I am also having thoughts of an OD. A small one. Just enough to make me sick. To make me feel as though I have done something. A self harm OD. Something I don't have to tell anyone about. But when I say sick, I don't mean sick sick, as in throwing up. I have a bit of a fear about throwing up. I mean, to put me in a trance. I don't really want to do it though. Because if I take what I have, it leaves me with less should I decide to do it properly. It eats in to my supply. That's pretty fucked up thinking isn't it?
I don't feel as though I can talk to any one I know about this. I have only told 2 of my friends that I was in hospital again a few weeks back. I am wondering if I need to go again? I am not seeing G tomorrow as he is off. I will probably call the duty worker later and speak to them. I wish I did have a CPN/CCO again. I need that stable person. I know I wouldn't be able to speak to them today as they would be off, but it's nice to know that if I call it gets fed back to a person in charge of my care. I can't stand the psychiatrist. He is a arrogant twat. But, I am not going to get started on that as it will wind me up even more.

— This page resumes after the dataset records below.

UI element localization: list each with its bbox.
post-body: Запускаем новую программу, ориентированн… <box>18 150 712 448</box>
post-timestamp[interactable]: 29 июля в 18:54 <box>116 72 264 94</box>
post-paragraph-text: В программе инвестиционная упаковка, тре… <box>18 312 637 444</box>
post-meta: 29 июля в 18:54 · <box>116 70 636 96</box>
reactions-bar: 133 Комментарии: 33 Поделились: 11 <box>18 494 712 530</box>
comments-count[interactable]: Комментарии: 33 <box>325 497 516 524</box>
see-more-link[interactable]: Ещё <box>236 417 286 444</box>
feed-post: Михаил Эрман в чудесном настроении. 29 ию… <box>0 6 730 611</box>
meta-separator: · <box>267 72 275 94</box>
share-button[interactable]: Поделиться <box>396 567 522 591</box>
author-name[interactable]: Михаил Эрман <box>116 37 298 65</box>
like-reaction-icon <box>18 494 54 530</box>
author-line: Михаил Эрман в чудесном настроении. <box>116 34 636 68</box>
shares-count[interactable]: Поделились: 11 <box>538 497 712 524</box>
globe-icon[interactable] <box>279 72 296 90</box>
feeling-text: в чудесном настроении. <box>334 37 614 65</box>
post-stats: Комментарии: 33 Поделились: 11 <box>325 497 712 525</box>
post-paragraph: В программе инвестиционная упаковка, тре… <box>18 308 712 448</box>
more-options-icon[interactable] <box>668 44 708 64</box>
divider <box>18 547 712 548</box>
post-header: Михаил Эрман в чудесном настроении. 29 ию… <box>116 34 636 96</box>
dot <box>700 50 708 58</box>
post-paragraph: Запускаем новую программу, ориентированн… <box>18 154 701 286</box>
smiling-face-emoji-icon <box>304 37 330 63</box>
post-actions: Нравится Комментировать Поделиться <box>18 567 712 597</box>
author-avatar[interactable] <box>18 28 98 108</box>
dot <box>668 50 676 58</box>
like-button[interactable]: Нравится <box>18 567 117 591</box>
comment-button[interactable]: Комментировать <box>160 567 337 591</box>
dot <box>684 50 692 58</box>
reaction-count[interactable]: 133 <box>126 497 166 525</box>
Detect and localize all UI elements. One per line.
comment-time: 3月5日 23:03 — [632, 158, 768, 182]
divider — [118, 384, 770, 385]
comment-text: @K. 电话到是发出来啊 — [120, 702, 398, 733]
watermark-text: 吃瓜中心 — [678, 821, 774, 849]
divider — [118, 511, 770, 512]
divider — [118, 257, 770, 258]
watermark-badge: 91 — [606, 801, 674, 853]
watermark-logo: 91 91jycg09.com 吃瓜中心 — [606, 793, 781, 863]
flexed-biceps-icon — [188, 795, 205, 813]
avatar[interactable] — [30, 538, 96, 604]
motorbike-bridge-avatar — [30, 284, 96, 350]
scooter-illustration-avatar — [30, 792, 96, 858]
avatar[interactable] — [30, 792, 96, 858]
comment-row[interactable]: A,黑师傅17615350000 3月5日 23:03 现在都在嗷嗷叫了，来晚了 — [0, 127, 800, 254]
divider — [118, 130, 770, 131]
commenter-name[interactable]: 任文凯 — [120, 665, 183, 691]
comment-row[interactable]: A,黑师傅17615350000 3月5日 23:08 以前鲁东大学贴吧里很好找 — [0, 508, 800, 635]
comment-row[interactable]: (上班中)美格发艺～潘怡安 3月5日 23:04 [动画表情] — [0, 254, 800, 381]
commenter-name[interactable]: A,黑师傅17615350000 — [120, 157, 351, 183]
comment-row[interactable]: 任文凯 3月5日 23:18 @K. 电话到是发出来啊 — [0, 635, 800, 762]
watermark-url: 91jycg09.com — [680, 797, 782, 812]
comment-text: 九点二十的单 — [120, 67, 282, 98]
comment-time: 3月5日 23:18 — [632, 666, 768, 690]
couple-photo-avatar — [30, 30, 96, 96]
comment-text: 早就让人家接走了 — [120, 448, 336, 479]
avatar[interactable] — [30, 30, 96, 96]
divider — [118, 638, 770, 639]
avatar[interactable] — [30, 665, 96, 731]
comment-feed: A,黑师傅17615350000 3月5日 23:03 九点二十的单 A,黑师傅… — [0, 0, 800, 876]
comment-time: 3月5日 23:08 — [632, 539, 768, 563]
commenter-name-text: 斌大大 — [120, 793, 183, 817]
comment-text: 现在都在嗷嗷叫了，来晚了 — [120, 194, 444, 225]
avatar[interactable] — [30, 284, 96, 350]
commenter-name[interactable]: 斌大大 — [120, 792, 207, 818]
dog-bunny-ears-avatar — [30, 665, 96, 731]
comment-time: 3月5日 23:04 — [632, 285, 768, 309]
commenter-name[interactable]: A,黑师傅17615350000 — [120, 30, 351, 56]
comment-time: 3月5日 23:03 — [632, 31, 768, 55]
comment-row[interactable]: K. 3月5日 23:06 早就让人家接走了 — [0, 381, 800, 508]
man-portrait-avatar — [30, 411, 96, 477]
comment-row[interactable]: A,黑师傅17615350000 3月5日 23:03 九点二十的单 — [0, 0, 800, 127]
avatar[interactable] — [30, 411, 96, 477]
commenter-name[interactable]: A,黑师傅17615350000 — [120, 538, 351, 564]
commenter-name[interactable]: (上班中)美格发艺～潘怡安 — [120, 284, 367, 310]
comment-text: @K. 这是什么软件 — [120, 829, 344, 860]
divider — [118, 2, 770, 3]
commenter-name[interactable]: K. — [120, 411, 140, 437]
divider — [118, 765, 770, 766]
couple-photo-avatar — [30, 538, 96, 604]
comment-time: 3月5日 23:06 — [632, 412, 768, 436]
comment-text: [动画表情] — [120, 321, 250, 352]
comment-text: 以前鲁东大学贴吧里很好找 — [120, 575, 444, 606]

For now though, I am going to employ some distraction techniques. I am going to get tidied up, I am going to clean, then I am going to go to the gym. I need to be able to tell the person I speak to, if I call that I have tried things. That I have tried to get out and carry on doing what I do. I am not sure how much it will help, but, it has to be better than sitting in my PJ's wanting to eat crap and feeling worse and worse. So, I am going to try!